EPA knuckleheads hide info on pesticide implicated in colony collapse disorder
So there’s this insecticide called clothianidin that seems likely to be implicated in colony collapse disorder. By the EPA’s own reckoning [PDF], clothianidin “has the potential for toxic chronic exposure to honeybees, as well as other nontarget pollinators, through the translocation of clothianidin residues in nectar and pollen.” Over in Germany, the introduction of clothianidin coincided with a sudden bee die-off, so German authorities recently banned it. They reckoned that giving clothianidin a rest would provide researchers time to look deeper into it without further endangering bees. (France did the same thing with a related pesticide.)
Our own EPA must be preparing to do something similar, right? Well, no. That’s not how our EPA works. Rather than banning clothianidin, EPA bureaucrats have busied themselves hiding information about clothianidin.
This, even though, according to NRDC, there’s a “a growing consensus among bee specialists that pesticides, including clothianidin and its chemical cousins, may contribute” to colony collapse disorder.
Frustrated by this intransigence in light of ongoing colony collapse, the NRDC has resorted to suing the EPA to force the agency to release the info.

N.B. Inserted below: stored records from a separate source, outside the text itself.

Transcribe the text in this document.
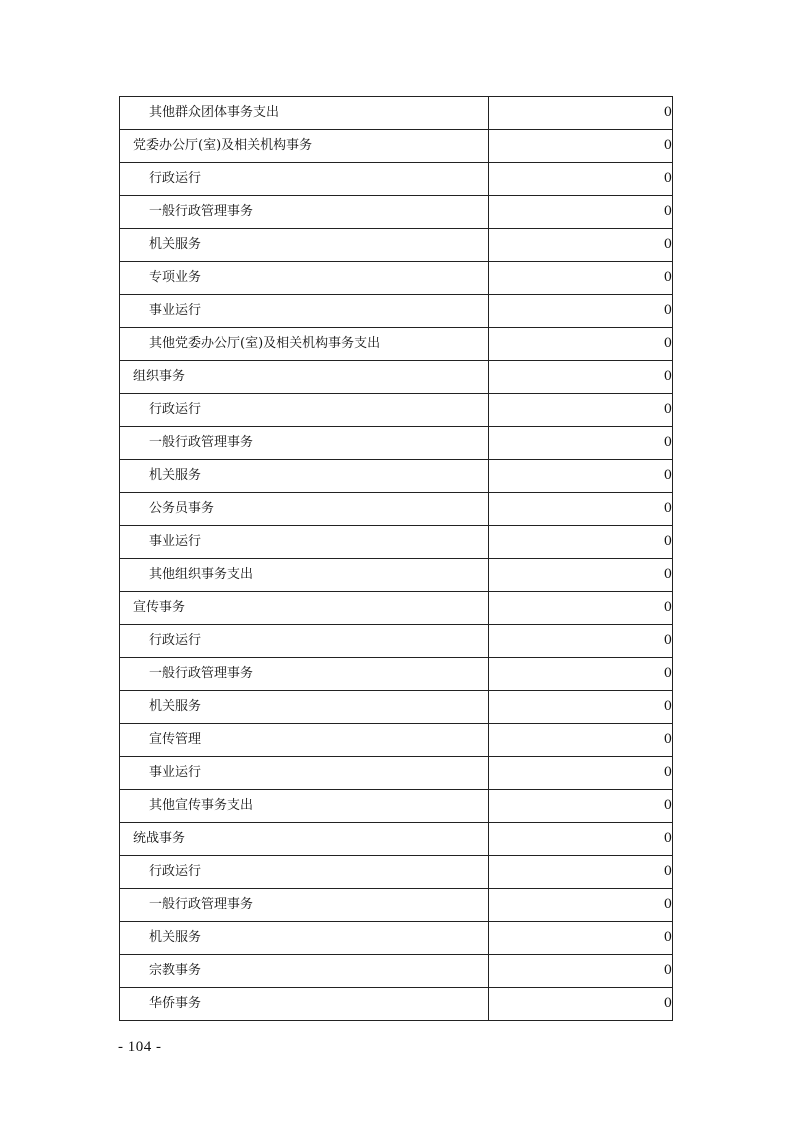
其他群众团体事务支出	0
党委办公厅(室)及相关机构事务	0
行政运行	0
一般行政管理事务	0
机关服务	0
专项业务	0
事业运行	0
其他党委办公厅(室)及相关机构事务支出	0
组织事务	0
行政运行	0
一般行政管理事务	0
机关服务	0
公务员事务	0
事业运行	0
其他组织事务支出	0
宣传事务	0
行政运行	0
一般行政管理事务	0
机关服务	0
宣传管理	0
事业运行	0
其他宣传事务支出	0
统战事务	0
行政运行	0
一般行政管理事务	0
机关服务	0
宗教事务	0
华侨事务	0
- 104 -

According to NRDC, the EPA registered clothianidin for widespread use back in 2003, under the condition that its maker, German agrichemical giant Bayer CropScience, “submit studies about its product’s impact on bees.”
But the EPA now refuses to say even whether Bayer has submitted such studies — much less what said studies might indicate. NRDC first tried to pry that info out of the agency using an open-records request. The agency brazenly refused to respond, and now NRDC has filed suit.

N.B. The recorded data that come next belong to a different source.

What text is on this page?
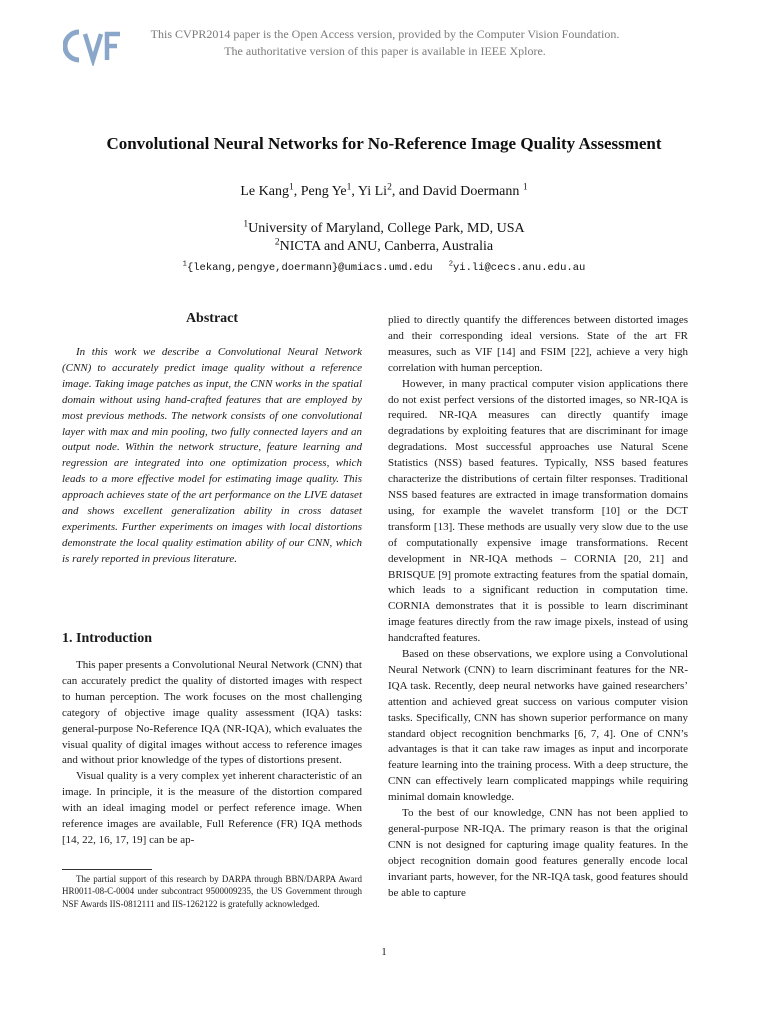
This CVPR2014 paper is the Open Access version, provided by the Computer Vision Foundation.
The authoritative version of this paper is available in IEEE Xplore.
Convolutional Neural Networks for No-Reference Image Quality Assessment
Le Kang$^1$, Peng Ye$^1$, Yi Li$^2$, and David Doermann $^1$
$^1$University of Maryland, College Park, MD, USA
$^2$NICTA and ANU, Canberra, Australia
$^1${lekang,pengye,doermann}@umiacs.umd.edu $^2$yi.li@cecs.anu.edu.au
Abstract

In this work we describe a Convolutional Neural Network (CNN) to accurately predict image quality without a reference image. Taking image patches as input, the CNN works in the spatial domain without using hand-crafted features that are employed by most previous methods. The network consists of one convolutional layer with max and min pooling, two fully connected layers and an output node. Within the network structure, feature learning and regression are integrated into one optimization process, which leads to a more effective model for estimating image quality. This approach achieves state of the art performance on the LIVE dataset and shows excellent generalization ability in cross dataset experiments. Further experiments on images with local distortions demonstrate the local quality estimation ability of our CNN, which is rarely reported in previous literature.

1. Introduction

This paper presents a Convolutional Neural Network (CNN) that can accurately predict the quality of distorted images with respect to human perception. The work focuses on the most challenging category of objective image quality assessment (IQA) tasks: general-purpose No-Reference IQA (NR-IQA), which evaluates the visual quality of digital images without access to reference images and without prior knowledge of the types of distortions present.

Visual quality is a very complex yet inherent characteristic of an image. In principle, it is the measure of the distortion compared with an ideal imaging model or perfect reference image. When reference images are available, Full Reference (FR) IQA methods [14, 22, 16, 17, 19] can be ap-

The partial support of this research by DARPA through BBN/DARPA Award HR0011-08-C-0004 under subcontract 9500009235, the US Government through NSF Awards IIS-0812111 and IIS-1262122 is gratefully acknowledged.

plied to directly quantify the differences between distorted images and their corresponding ideal versions. State of the art FR measures, such as VIF [14] and FSIM [22], achieve a very high correlation with human perception.

However, in many practical computer vision applications there do not exist perfect versions of the distorted images, so NR-IQA is required. NR-IQA measures can directly quantify image degradations by exploiting features that are discriminant for image degradations. Most successful approaches use Natural Scene Statistics (NSS) based features. Typically, NSS based features characterize the distributions of certain filter responses. Traditional NSS based features are extracted in image transformation domains using, for example the wavelet transform [10] or the DCT transform [13]. These methods are usually very slow due to the use of computationally expensive image transformations. Recent development in NR-IQA methods – CORNIA [20, 21] and BRISQUE [9] promote extracting features from the spatial domain, which leads to a significant reduction in computation time. CORNIA demonstrates that it is possible to learn discriminant image features directly from the raw image pixels, instead of using handcrafted features.

Based on these observations, we explore using a Convolutional Neural Network (CNN) to learn discriminant features for the NR-IQA task. Recently, deep neural networks have gained researchers’ attention and achieved great success on various computer vision tasks. Specifically, CNN has shown superior performance on many standard object recognition benchmarks [6, 7, 4]. One of CNN’s advantages is that it can take raw images as input and incorporate feature learning into the training process. With a deep structure, the CNN can effectively learn complicated mappings while requiring minimal domain knowledge.

To the best of our knowledge, CNN has not been applied to general-purpose NR-IQA. The primary reason is that the original CNN is not designed for capturing image quality features. In the object recognition domain good features generally encode local invariant parts, however, for the NR-IQA task, good features should be able to capture

1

Here’s my favorite part. A reporter for the San Francisco Chronicle called up the EPA to ask about the clothianidin-related documents. Here was the response:
An EPA spokesman, Dale Kemery, said the agency couldn’t comment on the documents required under the conditional registration because the matter is the subject of litigation.

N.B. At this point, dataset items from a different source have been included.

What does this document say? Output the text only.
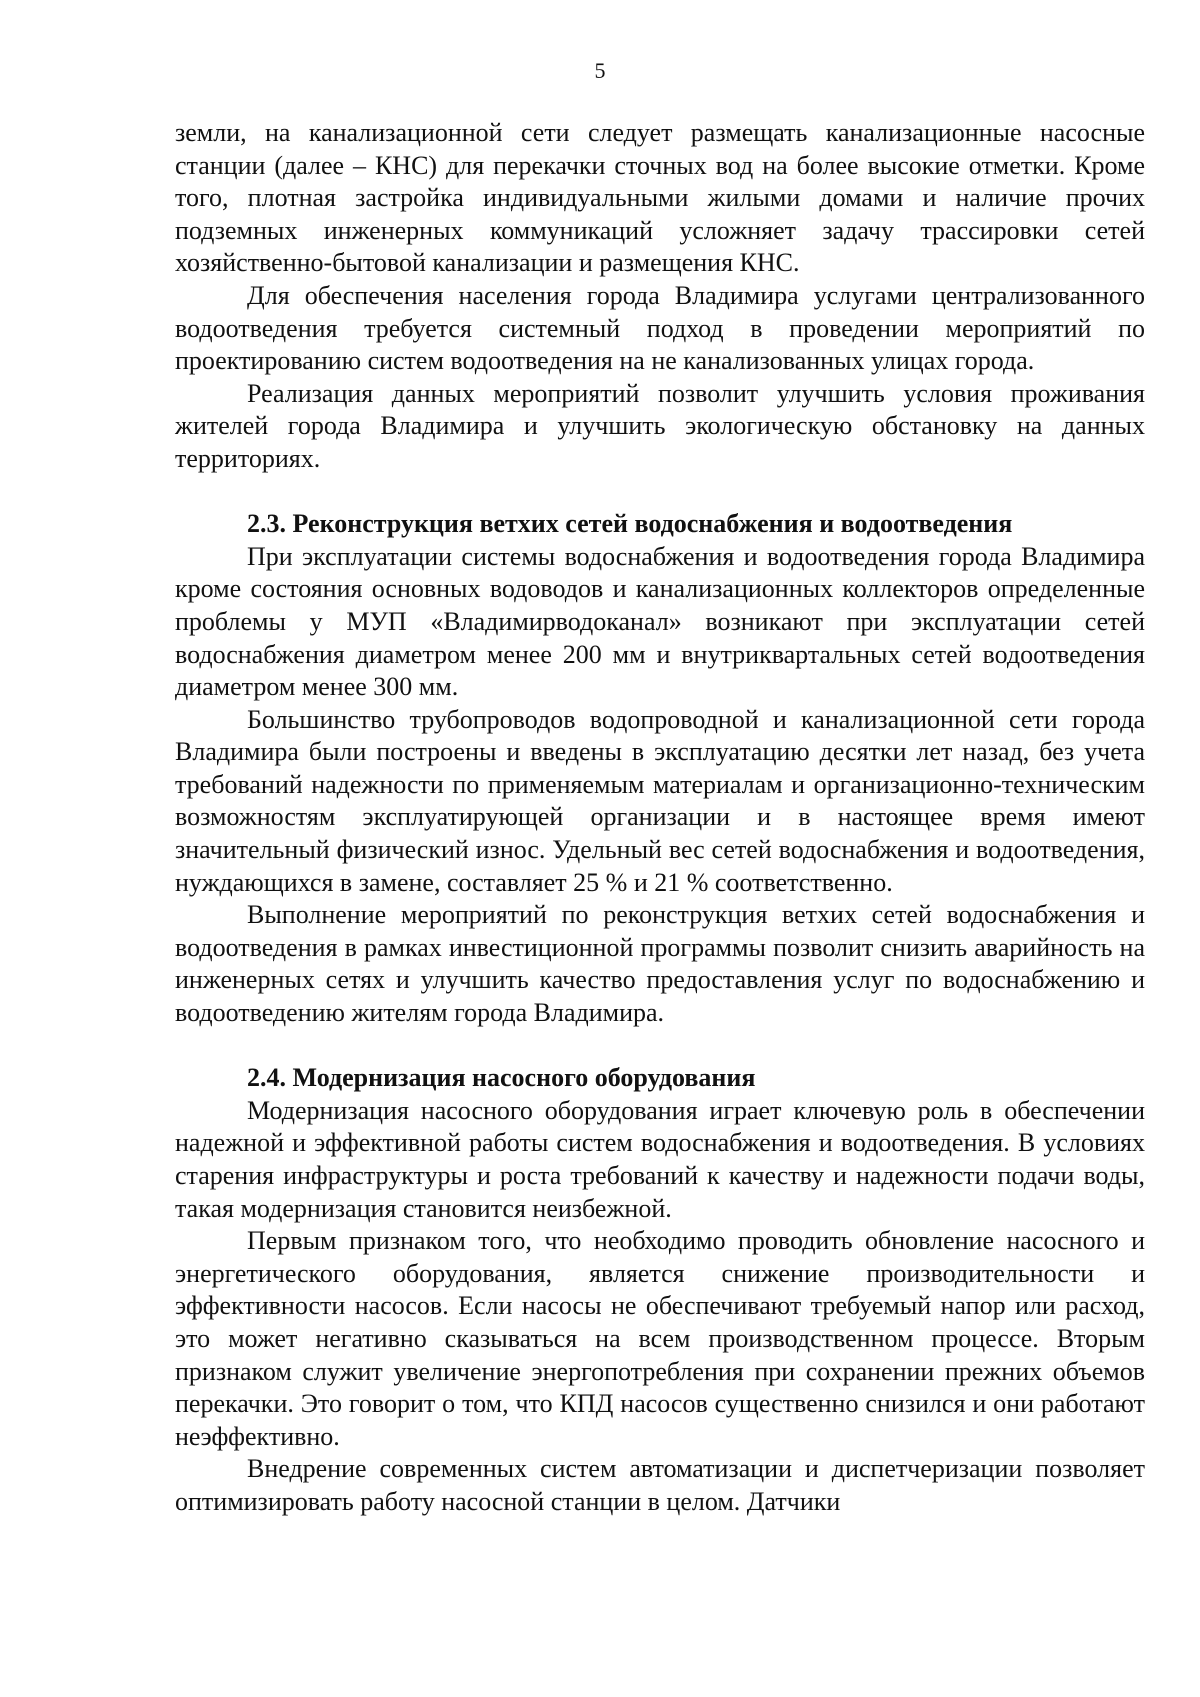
5

земли, на канализационной сети следует размещать канализационные насосные станции (далее – КНС) для перекачки сточных вод на более высокие отметки. Кроме того, плотная застройка индивидуальными жилыми домами и наличие прочих подземных инженерных коммуникаций усложняет задачу трассировки сетей хозяйственно-бытовой канализации и размещения КНС.

Для обеспечения населения города Владимира услугами централизованного водоотведения требуется системный подход в проведении мероприятий по проектированию систем водоотведения на не канализованных улицах города.

Реализация данных мероприятий позволит улучшить условия проживания жителей города Владимира и улучшить экологическую обстановку на данных территориях.

2.3. Реконструкция ветхих сетей водоснабжения и водоотведения

При эксплуатации системы водоснабжения и водоотведения города Владимира кроме состояния основных водоводов и канализационных коллекторов определенные проблемы у МУП «Владимирводоканал» возникают при эксплуатации сетей водоснабжения диаметром менее 200 мм и внутриквартальных сетей водоотведения диаметром менее 300 мм.

Большинство трубопроводов водопроводной и канализационной сети города Владимира были построены и введены в эксплуатацию десятки лет назад, без учета требований надежности по применяемым материалам и организационно-техническим возможностям эксплуатирующей организации и в настоящее время имеют значительный физический износ. Удельный вес сетей водоснабжения и водоотведения, нуждающихся в замене, составляет 25 % и 21 % соответственно.

Выполнение мероприятий по реконструкция ветхих сетей водоснабжения и водоотведения в рамках инвестиционной программы позволит снизить аварийность на инженерных сетях и улучшить качество предоставления услуг по водоснабжению и водоотведению жителям города Владимира.

2.4. Модернизация насосного оборудования

Модернизация насосного оборудования играет ключевую роль в обеспечении надежной и эффективной работы систем водоснабжения и водоотведения. В условиях старения инфраструктуры и роста требований к качеству и надежности подачи воды, такая модернизация становится неизбежной.

Первым признаком того, что необходимо проводить обновление насосного и энергетического оборудования, является снижение производительности и эффективности насосов. Если насосы не обеспечивают требуемый напор или расход, это может негативно сказываться на всем производственном процессе. Вторым признаком служит увеличение энергопотребления при сохранении прежних объемов перекачки. Это говорит о том, что КПД насосов существенно снизился и они работают неэффективно.

Внедрение современных систем автоматизации и диспетчеризации позволяет оптимизировать работу насосной станции в целом. Датчики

Right. But if the EPA had responded to NRDC’s original polite requests, the matter wouldn’t be “the subject of litigation.” What will those wacky kids think of next?
Meanwhile, another one of my favorite agencies, the USDA, hasn’t exactly distinguished itself as a defender of the besieged honeybee. Here is NRDC:
In recent Congressional hearings, USDA was unable to account for the $20 million that Congress has allocated to the department for fighting [colony collapse disorder] in the last two years.